Lin Xiaobao, Qi Yanli, Yan Dongni, Liu Hui, Chen Xiulai, Liu Liming
State Key Laboratory of Food Science and Technology, Jiangnan University, Wuxi, Jiangsu, China.
Key Laboratory of Industrial Biotechnology, Ministry of Education, Jiangnan University, Wuxi, Jiangsu, China.
Appl Environ Microbiol. 2017 Aug 17;83(17). doi: 10.1128/AEM.00972-17. Print 2017 Sep 1.
is a promising microorganism for organic acid production. The present study aimed to investigate the role of Mediator complex subunit 3 (Med3p) in protecting under low-pH conditions. To this end, genes and were deleted, resulting in the double-deletion Δ strain. The final biomass and cell viability levels of Δ decreased by 64.5% and 35.8%, respectively, compared to the wild-type strain results at pH 2.0. In addition, lack of Med3ABp resulted in selective repression of a subset of genes in the lipid biosynthesis and metabolism pathways. Furthermore, C18:1, lanosterol, zymosterol, fecosterol, and ergosterol were 13.2%, 80.4%, 40.4%, 78.1%, and 70.4% less abundant, respectively, in the Δ strain. In contrast, the concentration of squalene increased by about 44.6-fold. As a result, membrane integrity, rigidity, and H-ATPase activity in the Δ strain were reduced by 62.7%, 13.0%, and 50.3%, respectively. In contrast, overexpression of increased the levels of C18:0, C18:1, and ergosterol by 113.2%, 5.9%, and 26.4%, respectively. Moreover, compared to the wild-type results, dry cell weight and pyruvate production increased, irrespective of pH buffering. These results suggest that regulates membrane composition, which in turn enables cells to tolerate low-pH stress. We propose that regulation of Med3ABp may provide a novel strategy for enhancing low-pH tolerance and increasing organic acid production by The objective of this study was to investigate the role of Mediator complex subunit 3 (Med3ABp) and its regulation of gene expression at low pH in We found that Med3ABp was critical for cellular survival and pyruvate production during low-pH stress. Measures of the levels of plasma membrane fatty acids and sterol composition indicated that Med3ABp could play an important role in regulating homeostasis in We propose that controlling membrane lipid composition may enhance the robustness of for the production of organic acids.

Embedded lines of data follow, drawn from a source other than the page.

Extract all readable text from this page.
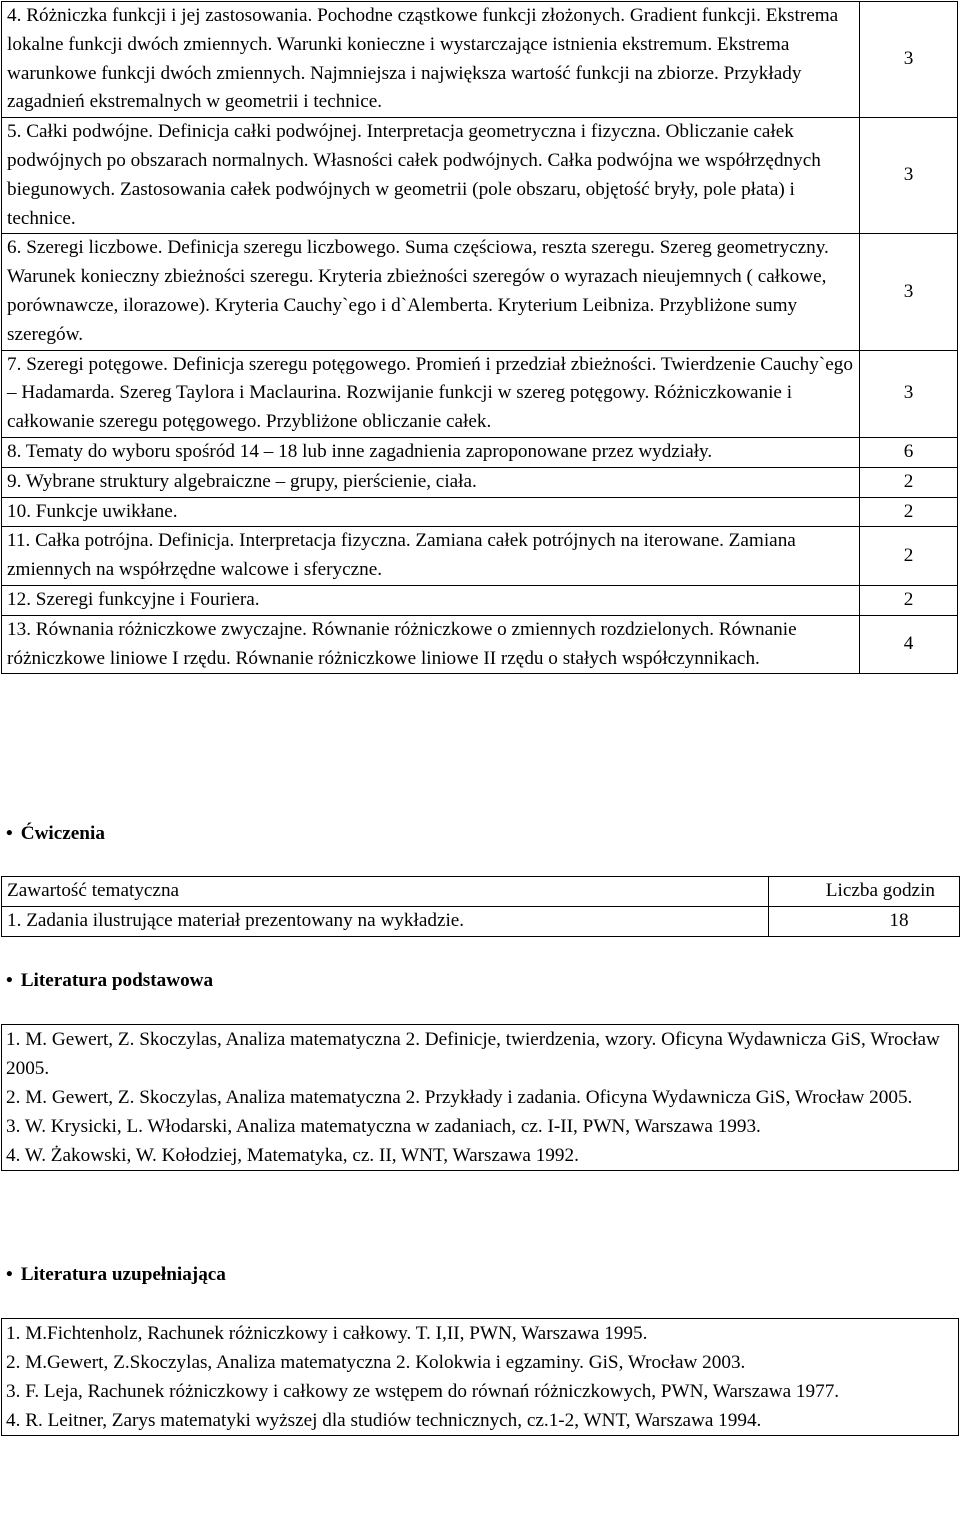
4. Różniczka funkcji i jej zastosowania. Pochodne cząstkowe funkcji złożonych. Gradient funkcji. Ekstrema lokalne funkcji dwóch zmiennych. Warunki konieczne i wystarczające istnienia ekstremum. Ekstrema warunkowe funkcji dwóch zmiennych. Najmniejsza i największa wartość funkcji na zbiorze. Przykłady zagadnień ekstremalnych w geometrii i technice.	3
5. Całki podwójne. Definicja całki podwójnej. Interpretacja geometryczna i fizyczna. Obliczanie całek podwójnych po obszarach normalnych. Własności całek podwójnych. Całka podwójna we współrzędnych biegunowych. Zastosowania całek podwójnych w geometrii (pole obszaru, objętość bryły, pole płata) i technice.	3
6. Szeregi liczbowe. Definicja szeregu liczbowego. Suma częściowa, reszta szeregu. Szereg geometryczny. Warunek konieczny zbieżności szeregu. Kryteria zbieżności szeregów o wyrazach nieujemnych ( całkowe, porównawcze, ilorazowe). Kryteria Cauchy`ego i d`Alemberta. Kryterium Leibniza. Przybliżone sumy szeregów.	3
7. Szeregi potęgowe. Definicja szeregu potęgowego. Promień i przedział zbieżności. Twierdzenie Cauchy`ego – Hadamarda. Szereg Taylora i Maclaurina. Rozwijanie funkcji w szereg potęgowy. Różniczkowanie i całkowanie szeregu potęgowego. Przybliżone obliczanie całek.	3
8. Tematy do wyboru spośród 14 – 18 lub inne zagadnienia zaproponowane przez wydziały.	6
9. Wybrane struktury algebraiczne – grupy, pierścienie, ciała.	2
10. Funkcje uwikłane.	2
11. Całka potrójna. Definicja. Interpretacja fizyczna. Zamiana całek potrójnych na iterowane. Zamiana zmiennych na współrzędne walcowe i sferyczne.	2
12. Szeregi funkcyjne i Fouriera.	2
13. Równania różniczkowe zwyczajne. Równanie różniczkowe o zmiennych rozdzielonych. Równanie różniczkowe liniowe I rzędu. Równanie różniczkowe liniowe II rzędu o stałych współczynnikach.	4
• Ćwiczenia
Zawartość tematyczna	Liczba godzin
1. Zadania ilustrujące materiał prezentowany na wykładzie.	18
• Literatura podstawowa
1. M. Gewert, Z. Skoczylas, Analiza matematyczna 2. Definicje, twierdzenia, wzory. Oficyna Wydawnicza GiS, Wrocław 2005.
2. M. Gewert, Z. Skoczylas, Analiza matematyczna 2. Przykłady i zadania. Oficyna Wydawnicza GiS, Wrocław 2005.
3. W. Krysicki, L. Włodarski, Analiza matematyczna w zadaniach, cz. I-II, PWN, Warszawa 1993.
4. W. Żakowski, W. Kołodziej, Matematyka, cz. II, WNT, Warszawa 1992.
• Literatura uzupełniająca
1. M.Fichtenholz, Rachunek różniczkowy i całkowy. T. I,II, PWN, Warszawa 1995.
2. M.Gewert, Z.Skoczylas, Analiza matematyczna 2. Kolokwia i egzaminy. GiS, Wrocław 2003.
3. F. Leja, Rachunek różniczkowy i całkowy ze wstępem do równań różniczkowych, PWN, Warszawa 1977.
4. R. Leitner, Zarys matematyki wyższej dla studiów technicznych, cz.1-2, WNT, Warszawa 1994.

是一种有潜力用于生产有机酸的微生物。本研究旨在探究中介体复合物亚基3(Med3p)在低pH条件下对[微生物名称未给出]的保护作用。为此,删除了[基因名称未给出]和[基因名称未给出]基因,得到双缺失Δ菌株。与野生型菌株在pH 2.0时的结果相比,Δ菌株的最终生物量和细胞活力水平分别下降了64.5%和35.8%。此外,缺乏Med3ABp导致脂质生物合成和代谢途径中的一部分基因受到选择性抑制。此外,在Δ菌株中,C18:1、羊毛甾醇、酵母甾醇、粪甾醇和麦角甾醇的丰度分别降低了13.2%、80.4%、40.4%、78.1%和70.4%。相比之下,角鲨烯的浓度增加了约44.6倍。结果,Δ菌株中的膜完整性、刚性和H - ATP酶活性分别降低了62.7%、13.0%和50.3%。相比之下,[基因名称未给出]的过表达使C18:0、C18:1和麦角甾醇的水平分别提高了113.2%、5.9%和26.4%。此外,与野生型结果相比,无论pH缓冲情况如何,干细胞重量和丙酮酸产量均增加。这些结果表明,[微生物名称未给出]调节膜组成,进而使细胞能够耐受低pH胁迫。我们提出,对Med3ABp的调控可能为增强[微生物名称未给出]的低pH耐受性和提高有机酸产量提供一种新策略。本研究的目的是探究中介体复合物亚基3(Med3ABp)在[微生物名称未给出]中低pH条件下的作用及其对基因表达的调控。我们发现Med3ABp在低pH胁迫期间对细胞存活和丙酮酸生产至关重要。对质膜脂肪酸水平和甾醇组成的测量表明,Med3ABp可能在调节[微生物名称未给出]的稳态中发挥重要作用。我们提出,控制膜脂组成可能增强[微生物名称未给出]生产有机酸的稳健性。